[00:00:00] When I was a boy, I had the great fortune of living for a few years in my maternal grandparents’ house in a town called Tinum, which is near to Chichen Itzá. In this town, back then, the Maya who spoke Spanish were looked down upon. My grandparents would communicate with the workers, drivers, butchers, and maids in the Mayan language. Moreover, my younger brother and I had a Maya nanny. So, I learned two languages [Spanish and Mayan] simultaneously. From this came my interest in linguistic and anthropological studies, which I began in Mérida, the capital [of Yucatan ], by studying Maya philology. Now, because of my interest in colonial and pre-Hispanic philology, I was very aware that I would have to take classes in linguistics, anthropology, graphemics, semiotics, and, of course, Maya hieroglyphics. I could not do all of this at the University of Yucatán , and only with difficulty and only partly in Mexico City , for that matter. So I decided to do my postgraduate studies abroad.

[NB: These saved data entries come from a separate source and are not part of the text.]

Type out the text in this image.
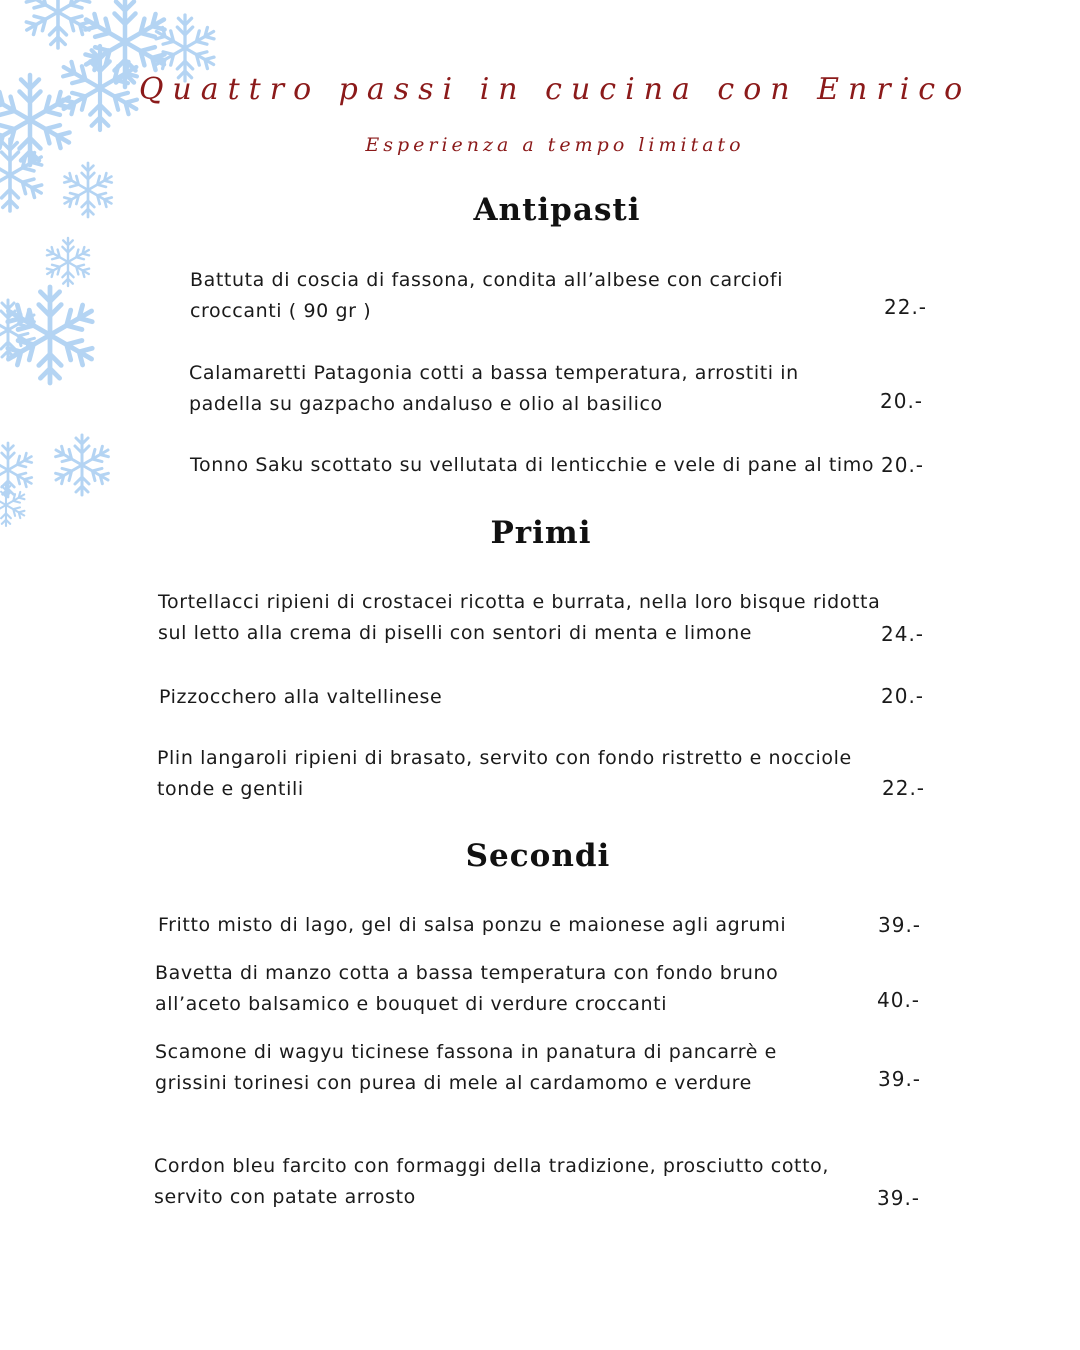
Quattro passi in cucina con Enrico
Esperienza a tempo limitato
Antipasti
Battuta di coscia di fassona, condita all’albese con carciofi croccanti ( 90 gr )	22.-
Calamaretti Patagonia cotti a bassa temperatura, arrostiti in padella su gazpacho andaluso e olio al basilico	20.-
Tonno Saku scottato su vellutata di lenticchie e vele di pane al timo 20.-
Primi
Tortellacci ripieni di crostacei ricotta e burrata, nella loro bisque ridotta sul letto alla crema di piselli con sentori di menta e limone	24.-
Pizzocchero alla valtellinese	20.-
Plin langaroli ripieni di brasato, servito con fondo ristretto e nocciole tonde e gentili	22.-
Secondi
Fritto misto di lago, gel di salsa ponzu e maionese agli agrumi	39.-
Bavetta di manzo cotta a bassa temperatura con fondo bruno all’aceto balsamico e bouquet di verdure croccanti	40.-
Scamone di wagyu ticinese fassona in panatura di pancarrè e grissini torinesi con purea di mele al cardamomo e verdure	39.-
Cordon bleu farcito con formaggi della tradizione, prosciutto cotto, servito con patate arrosto	39.-
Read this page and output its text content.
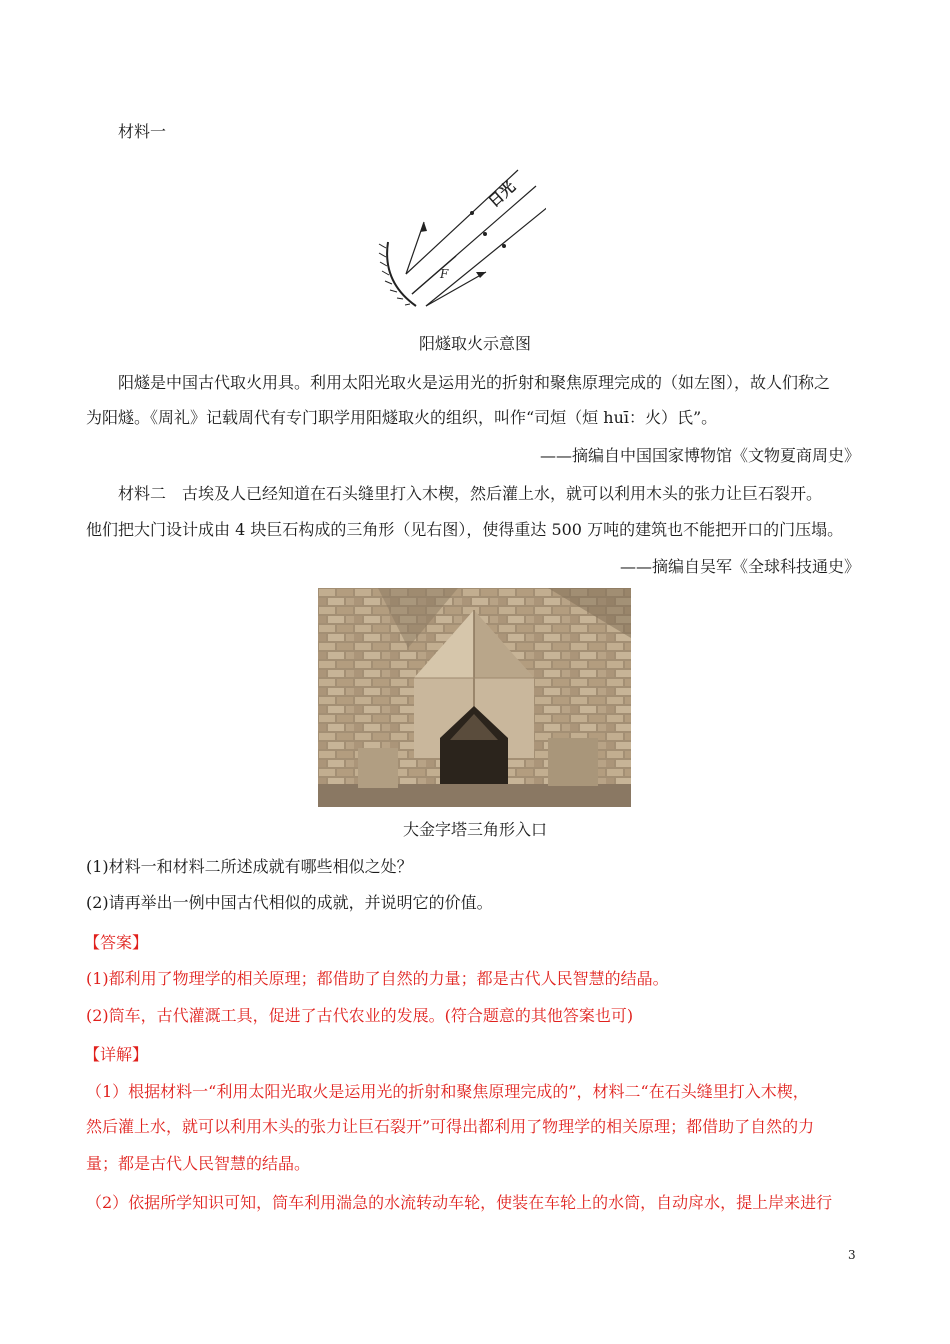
材料一
F
日光
阳燧取火示意图
阳燧是中国古代取火用具。利用太阳光取火是运用光的折射和聚焦原理完成的（如左图），故人们称之
为阳燧。《周礼》记载周代有专门职学用阳燧取火的组织，叫作“司烜（烜 huī：火）氏”。
——摘编自中国国家博物馆《文物夏商周史》
材料二　古埃及人已经知道在石头缝里打入木楔，然后灌上水，就可以利用木头的张力让巨石裂开。
他们把大门设计成由 4 块巨石构成的三角形（见右图），使得重达 500 万吨的建筑也不能把开口的门压塌。
——摘编自吴军《全球科技通史》
大金字塔三角形入口
(1)材料一和材料二所述成就有哪些相似之处？
(2)请再举出一例中国古代相似的成就，并说明它的价值。
【答案】
(1)都利用了物理学的相关原理；都借助了自然的力量；都是古代人民智慧的结晶。
(2)筒车，古代灌溉工具，促进了古代农业的发展。(符合题意的其他答案也可)
【详解】
（1）根据材料一“利用太阳光取火是运用光的折射和聚焦原理完成的”，材料二“在石头缝里打入木楔，
然后灌上水，就可以利用木头的张力让巨石裂开”可得出都利用了物理学的相关原理；都借助了自然的力
量；都是古代人民智慧的结晶。
（2）依据所学知识可知，筒车利用湍急的水流转动车轮，使装在车轮上的水筒，自动戽水，提上岸来进行
3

[01:35:00] Back then [in my childhood], when the bell rang and we went outside for recess, I would learn, in Mayan from the other children, swear words. Those expressions are not easily forgotten, and they have, in fact, been very useful to me. When Ralph L. Roys was finishing the translation of his edition of The Ritual of the Bacabes, he asked me to translate some text on modern witchcraft. I read it and realized why he could not translate parts of the manuscript [himself]. He recognized some of the words as being in Yucatec Mayan, but the majority of the text was unintelligible to him. He believed that it was written in a mixture of Mayan languages. When I read the text, I immediately recognized those swear words that I had learned in elementary school. In this context, something very interesting happened. In pre-Hispanic Maya rituals, as is demonstrated in that text, which is from the early colonial period, the Maya high priest would invoke, clearly, respectfully, and solemnly, the deities that had caused the sickness of a Maya patient. At some point, the semi-human or supernatural priest draws nearer and nearer to the deity until he can hold it, capture it, stab it and shred it by cutting it into four parts, which he tosses to the four corners of the earth. As a show of his power over this deity, the priest insults it in front of the patient, which is a way of saying that the doctor-priest is much stronger, much more powerful than that malignant deity that had possessed the patient’s body. Now, these words are not in any dictionary. So you see, all of these expressions have been useful to me, and I have been constantly learning more in order to apply them to these areas of my studies.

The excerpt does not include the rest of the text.